In her second major poetry collection, Paperweight (John Hunter Publishers, 2014), Claire Gaskin dismantles language to explore the emotional and intellectual integrity of experience and liberates the power of imagery in moments of pure surprise.
Spare yet expressive, playful yet wise, Paperweight celebrates the visceral power of poetry and its connection to the body, personal history, and the emergence of the unconscious in us all.
Praise for Paperweight
Bonny Cassidy:
Gaskin blends plain diction with perverse metaphor and fateful enjambment: images accumulate then thin out, like a tide.
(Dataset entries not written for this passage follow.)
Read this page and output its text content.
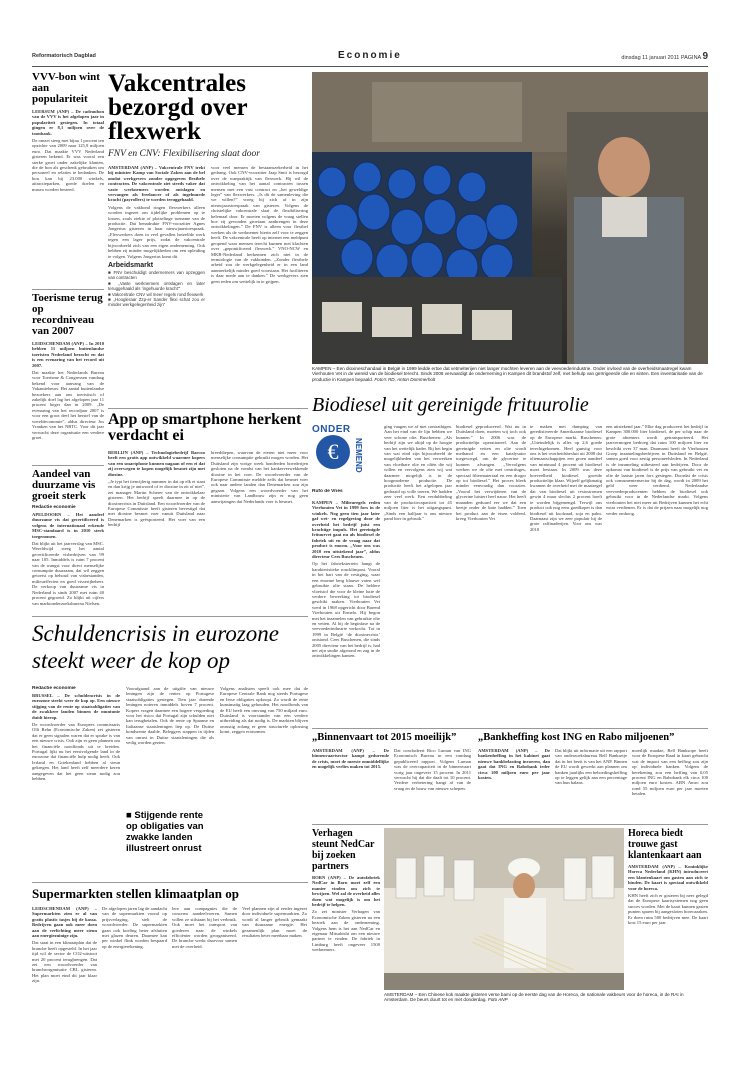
Reformatorisch Dagblad	Economie	dinsdag 11 januari 2011 PAGINA 9
VVV-bon wint aan populariteit
LEERSUM (ANP) – De cadeaubon van de VVV is het afgelopen jaar in populariteit gestegen. In totaal gingen er 8,1 miljoen over de toonbank.
De omzet steeg met bijna 1 procent ten opzichte van 2009 naar 125,9 miljoen euro. Dat maakte VVV Nederland gisteren bekend. Er was vooral een sterke groei onder zakelijke klanten, die de bon als geschenk gebruiken om personeel en relaties te bedanken. De bon kan bij 23.000 winkels, attractieparken, goede doelen en musea worden besteed.
Toerisme terug op recordniveau van 2007
LEIDSCHENDAM (ANP) – In 2010 hebben 11 miljoen buitenlandse toeristen Nederland bezocht en dat is een evenaring van het record uit 2007.
Dat maakte het Nederlands Bureau voor Toerisme & Congressen vandaag bekend voor aanvang van de Vakantiebeurs. Het aantal buitenlandse bezoekers aan ons toeristisch of zakelijk doel lag het afgelopen jaar 11 procent hoger dan in 2009. „De evenaring van het recordjaar 2007 is voor een groot deel het herstel van de wereldeconomie”, aldus directeur Jos Vranken van het NBTC. Voor dit jaar verwacht deze organisatie een verdere groei.
Aandeel van duurzame vis groeit sterk
Redactie economie
APELDOORN – Het aandeel duurzame vis dat gecertificeerd is volgens de internationaal erkende MSC-standaard is in 2010 sterk toegenomen.
Dat blijkt uit het jaarverslag van MSC. Wereldwijd steeg het aantal gecertificeerde visbedrijven van 99 naar 105. Inmiddels is ruim 7 procent van de wangst voor direct menselijke consumptie duurzaam, dat wil zeggen getoetst op behoud van visbestanden, milieueffecten en goed visserijbeheer. De verkoop van duurzame vis in Nederland is sinds 2007 met ruim 40 procent gegroeid. Zo blijkt uit cijfers van marktonderzoeksbureau Nielsen.
Vakcentrales bezorgd over flexwerk
FNV en CNV: Flexibilisering slaat door
AMSTERDAM (ANP) – Vakcentrale FNV trekt bij minister Kamp van Sociale Zaken aan de bel omdat werkgevers zonder opgegeven flexibele contracten. De vakcentrale ziet steeds vaker dat vaste werknemers worden ontslagen en vervangen als freelancer of als ingehuurde kracht (payrollers) te worden teruggehaald.
Volgens de vakbond ringen flexwerkers alleen worden ingezet om tijdelijke problemen op te lossen, zoals ziekte of plotselinge toename van de productie. Dat benadrukte FNV-voorzitter Agnes Jongerius gisteren in haar nieuwjaarstoespraak. „Flexwerkers doen in veel gevallen hetzelfde werk tegen een lager prijs, zodat de vakcentrale bijvoorbeeld zich van een eigen onderneming. Ook hebben zij minder mogelijkheden om een opleiding te volgen. Volgens Jongerius komt dit
Arbeidsmarkt
■ FNV beschuldigt ondernemers van opzeggen van contracten
■ „Vaste werknemers ontslagen en later teruggehaald als ‘ingehuurde kracht’”
■ Vakcentrale CNV wil meer regels rond flexwerk
■ „Hoogleraar Zzp-er Sander flexi schat zou er minder werkgelegenheid zijn”
voor veel mensen de bestaanszekerheid in het gedrang. Ook CNV-voorzitter Jaap Smit is bezorgd over de wanpraktijk van flexwerk. Hij wil de ontwikkeling van het aantal contracten tussen mensen met een vast contract en „het geweldige leger” van flexwerkers. „Is dit de samenleving die we willen?” vroeg hij zich af in zijn nieuwjaarstoespraak van gisteren. Volgens de christelijke vakcentrale slaat de flexibilisering helemaal door. Er moeten volgens de vraag stellen hoe zij gevonden groeiaan aanbrengen in deze ontwikkelingen.” De FNV is alleen voor flexibel werken als de werknemer hierin zelf voor te zeggen heeft. De vakcentrale heeft op internet een meldpunt geopend waar mensen terecht kunnen met klachten over „gepontificeerd flexwerk.” VNO-NCW en MKB-Nederland herkennen zich niet in de termiologie van de vakbonden. „Zonder flexibele arbeid zou de werkgelegenheid er in een land aanmerkelijk minder goed voorstaan. Het faciliteren is daar mede aan te danken.” De werkgevers zien geen reden om wettelijk in te grijpen.
KAMPEN – Een dioxineschandaal in België in 1999 leidde ertoe dat vetmelterijen niet langer mochten leveren aan de veevoederindustrie. Onder invloed van de overheidsmaatregel kwam Vierhouten Vet in de wereld van de biodiesel terecht. Sinds 2006 vervaardigt de onderneming in Kampen dit brandstof zelf, met behulp van geïrrigeerde olie en sinten. Een inventarisatie van de productie in Kampen bepaald. Foto's RD, Anton Dommerholt
Biodiesel uit gereinigde frituurolie
ONDER
€	NEMEND
Rufo de Vries
KAMPEN – Milieuregels reden Vierhouten Vet in 1999 fors in de winkels. Nog geen tien jaar later gaf wet- en regelgeving door de overheid het bedrijf juist een krachtige impuls. Het gereinigde frituurvet gaat nu als biodiesel de fabriek uit en de vraag naar dat product is enorm. „Voor ons was 2010 een uitstekend jaar”, aldus directeur Cees Buschenen.
Op het fabrieksterrein hangt de karakteristieke roucklimpast. Vooral in het hart van de vestiging, waar een enorme berg blauwe vaten wel gebruikte olie staan. De heldere vloeistof die voor de kleine lutte de verdere bewerking tot biodiesel geschikt maken. Vierhouten Vet werd in 1968 opgericht door Barend Vierhouten uit Ermelo. Hij begon met het inzamelen van gebruikte olie en vetten. Al bij de beginfase na de veevoederindustrie verkocht. Tot in 1999 in België ‘de dioxinecrisis’ ontstond. Cees Buschenen, die sinds 2005 directeur van het bedrijf is, had net zijn studie afgerond en zag in de ontwikkelingen kansen.
ging vaagen we af met contrathigen. Aan het eind van de lijn hebben we veer schone olie. Buschenen: „Als bedrijf zijn we altijd op de hoogte van het wettelijk kader. Bij het begin van wat eind zijn bijvoorbeeld de mogelijkheden van het verwerken van vloeibare olie en oliën die wij willen en vervolgens zien wij wat daarmee mogelijk is in de hoogmoderne productie. De productie heeft het afgelopen jaar gedraaid op volle toeren. We hadden zeer veel werk. Een verdubbeling van de productiecapaciteit tot 45 miljoen liter is het uitgangspunt. „Sinds een halfjaar is ons nieuwe pand hier in gebruik.”
biodiesel geproduceerd. Wat nu in Duitsland doen, moeten wij toch ook kunnen.” In 2006 was de productielijn operationeel. Aan de gereinigde vetten en olie wordt methanol en een katalysator toegevoegd, om de glycerine te kunnen afvangen. „Vervolgens werken we de olie met centrifuges, speciaal filtermateriaal en een droger op tot biodiesel.” Het proces bleek minder eenvoudig dan voorzien. „Vooral het verwijderen van de glycerine luistert heel nauw. Het heeft maanden geduurd eer we dat een beetje onder de knie hadden.” Toen het product aan de eisen voldeed, kreeg Vierhouten Vet
te maken met dumping van geredistiveerde Amerikaanse biodiesel op de Europese markt. Buschenen: „Uiteindelijk is alles op 2,6 goede terechtgekomen. Heel gunstig voor ons is het overheidsbesluit uit 2008 dat oliemaatschappijen een groen aandeel van minimaal 4 procent uit biodiesel moet bestaan. In 2009 was deze hoeveelheid biodiesel groeide productielijn klaar. Wijzelf gelijkmatig kwamen de overheid met de maatregel dat van biodiesel uit restostromen gewin 4 maar slechts 2 procent hoeft te worden bijgemengd. Terwijl ons product ook nog eens goedkoper is dan biodiesel uit koolzaad, soja en palm. Daarnaast zijn we zeer populair bij de grote raffinaderijen. Voor ons was 2010
een uitstekend jaar.” Elke dag produceert het bedrijf in Kampen 300.000 liter biodiesel, de per schip naar de grote afnemers wordt getransporteerd. Het jaarvermogen bedroeg dat ruim 100 miljoen liter en beschikt over 37 man. Daarnaast heeft de Vierhouten Groep inzamelingsbedrijven in Duitsland en België, samen goed voor zestig personeelsleden. In Nederland is de inzameling uitbesteed aan bedrijven. Door de opkomst van biodiesel is de prijs van gebruikt vet en olie de laatste jaren fors gestegen. Doordat de crisis ook consumentensector bij de dag, wordt in 2009 het geld weer verdiend. Nederlandse veevoederproducenten hebben de biodiesel ook gebruikt voor in de Nederlandse markt. Volgens vierhouten het niet meer uit Bedrijven kunnen het echt extra verdienen. Er is dat de prijzen naar mogelijk nog verder omhoog.
App op smartphone herkent verdacht ei
BERLIJN (ANP) – Technologiebedrijf Barcoo heeft een gratis app ontwikkeld waarmee kopers van een smartphone kunnen nagaan of een ei dat zij overwegen te kopen mogelijk besmet zijn met dioxine.
„Je typt het tiencijferig nummer in dat op elk ei staat en dan krijg je antwoord of er dioxine in zit of niet”, zei manager Martin Scherer van de ontwikkelaar gisteren. Het bedrijf speelt daarmee in op de dioxinecrisis in Duitsland. Een woordvoerder van de Europese Commissie heeft gisteren bevestigd dat met dioxine besmet voer vanuit Duitsland naar Denemarken is geëxporteerd. Het voer van een bedrijf
breeddiepen, waarvan de eieren niet meer voor menselijke consumptie gebruikt mogen worden. Het Duitsland zijn vorige week honderden boerderijen gesloten na de vondst van het kankerverwekkende dioxine in het voer. De woordvoerder van de Europese Commissie meldde zelfs dat besmet voer ook naar andere landen dan Denemarken zou zijn gegaan. Volgens een woordvoerder van het ministerie van Landbouw zijn er nog geen aanwijzingen dat Nederlands voer is besmet.
Schuldencrisis in eurozone steekt weer de kop op
Redactie economie
BRUSSEL – De schuldencrisis in de eurozone steekt weer de kop op. Een nieuwe stijging van de rente op staatsobligaties van de zwakkere landen binnen de muntunie duidt hierop.
De woordvoerder van Europees commissaris Olli Rehn (Economische Zaken) zei gisteren dat er geen signalen waren dat er sprake is van een nieuwe crisis. Ook zijn er geen plannen om het financiële noodfonds uit te breiden. Portugal lijkt nu het eerstvolgende land in de eurozone dat financiële hulp nodig heeft. Ook Ierland en Griekenland hebben al steun gekregen. Het land heeft zelf meerdere keren aangegeven dat het geen steun nodig zou hebben.
Voorafgaand aan de uitgifte van nieuwe leningen zijn de rentes op Portugese staatsobligaties gestegen. Tien jaar durende leningen noteren inmiddels boven 7 procent. Kopers vragen daarmee een hogere vergoeding voor het risico dat Portugal zijn schulden niet kan terugbetalen. Ook de rente op Spaanse en Italiaanse staatsleningen liep op. De Duitse bondsrente daalde. Beleggers stappen in tijden van onrust in Duitse staatsleningen die als veilig worden gezien.
■ Stijgende rente op obligaties van zwakke landen illustreert onrust
Volgens analisten speelt ook mee dat de Europese Centrale Bank nog steeds Portugese en Ierse obligaties opkoopt. Zo wordt de rente kunstmatig laag gehouden. Het noodfonds van de EU heeft een omvang van 750 miljard euro. Duitsland is voorstander van een verdere uitbreiding als dat nodig is. De markten blijven onrustig zolang er geen structurele oplossing komt, zeggen economen.
„Binnenvaart tot 2015 moeilijk”
AMSTERDAM (ANP) – De binnenvaartsector kampt gedurende de crisis, moet de meeste onmiddellijke en mogelijk verlies maken tot 2015.
Dat concludeert Rico Luman van ING Economisch Bureau in een vandaag gepubliceerd rapport. Volgens Luman was de overcapaciteit in de binnenvaart vorig jaar ongeveer 15 procent. In 2011 verwacht hij dat die daalt tot 10 procent. Verdere verbetering hangt af van de vraag en de bouw van nieuwe schepen.
„Bankheffing kost ING en Rabo miljoenen”
AMSTERDAM (ANP) – De bankenheffing in het kabinet gaat nieuwe bankbelasting invoeren, dan gaat dat ING en Rabobank ieder circa 100 miljoen euro per jaar kosten.
Dat blijkt uit informatie uit een rapport van onderzoeksbureau Bell Banksetje dat in het bezit is van het ANP. Binnen de EU wordt gewerkt aan plannen om banken jaarlijks een behoedingsheffing op te leggen gelijk aan een percentage van hun balans.
moeilijk maakte, Bell Banksope heeft voor de Europese Raad in kaart gebracht wat de impact van een heffing zou zijn op individuele banken. Volgens de berekening zou een heffing van 0,05 procent ING en Rabobank elk circa 100 miljoen euro kosten. ABN Amro zou rond 55 miljoen euro per jaar moeten betalen.
Verhagen steunt NedCar bij zoeken partners
BORN (ANP) – De autofabriek NedCar in Born moet zelf een manier vinden om zich te bewijzen. Wel zal de overheid alles doen wat mogelijk is om het bedrijf te helpen.
Zo zei minister Verhagen van Economische Zaken gisteren na een bezoek aan de onderneming. Volgens hem is het aan NedCar en eigenaar Mitsubishi om een nieuwe partner te vinden. De fabriek in Limburg heeft ongeveer 1500 werknemers.
AMSTERDAM – Een Chinese kok maakte gisteren verse bami op de eerste dag van de Horeca, de nationale vakbeurs voor de horeca, in de RAI in Amsterdam. De beurs duurt tot en met donderdag. Foto ANP
Horeca biedt trouwe gast klantenkaart aan
AMSTERDAM (ANP) – Koninklijke Horeca Nederland (KHN) introduceert een klantenkaart om gasten aan zich te binden. De kaart is speciaal ontwikkeld voor de horeca.
KHN heeft zich er gisteren bij neer gelegd dat de Europese kaartsystemen nog geen succes worden. Met de kaart kunnen gasten punten sparen bij aangesloten horecazaken. Er doen ruim 500 bedrijven mee. De kaart kost 15 euro per jaar.
Supermarkten stellen klimaatplan op
LEIDSCHENDAM (ANP) – Supermarkten zien er al van gratis plastic tasjes bij de kassa. Bedrijven gaan ook meer doen aan de verlichting meer steun aan energiezuinige zijn.
Dat staat in een klimaatplan dat de branche heeft opgesteld. In het jaar tijd wil de sector de CO2-uitstoot met 20 procent terugbrengen. Dat zei een woordvoerder van brancheorganisatie CBL gisteren. Het plan moet eind dit jaar klaar zijn.
De afgelopen jaren lag de aandacht van de supermarkten vooral op prijsverlaging, stelt de woordvoerder. De supermarkten gaan ook koeling beter afsluiten met glazen deuren. Daarmee kan per winkel flink worden bespaard op de energierekening.
lere aan compagnies die de concerns aandeelvoeren. Samen willen ze stilstaan bij het verbruik. Ook moet het transport van goederen naar de winkels efficiënter worden georganiseerd. De branche werkt daarvoor samen met de overheid.
Veel plannen zijn al eerder ingezet door individuele supermarkten. Zo wordt al langer gebruik gemaakt van duurzame energie. Het gezamenlijk plan moet de resultaten beter meetbaar maken.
One line can be as heartbreaking as a dream; the next will undermine the language of hypocrisy, violence, or moralism.
Michael Farrell, Weekend Australian:
Gaskin uses feminist structures to challenge what should not go unchallenged – and to affirm what should not go unaffirmed.
Ella O’Keefe, Cordite Poetry Review:
The concise power of the Imagist line is certainly present in Gaskin’s writing, but so too are the dream visions of Surrealism, the sparse clarity of the haiku and the ingenious metaphoric conceits of the metaphysical poets (this list is provisional and could keep going).
Michael Farrell, Rabbit:
‘One of the most interesting practitioners of the line — perhaps the most — in Australia is Claire Gaskin.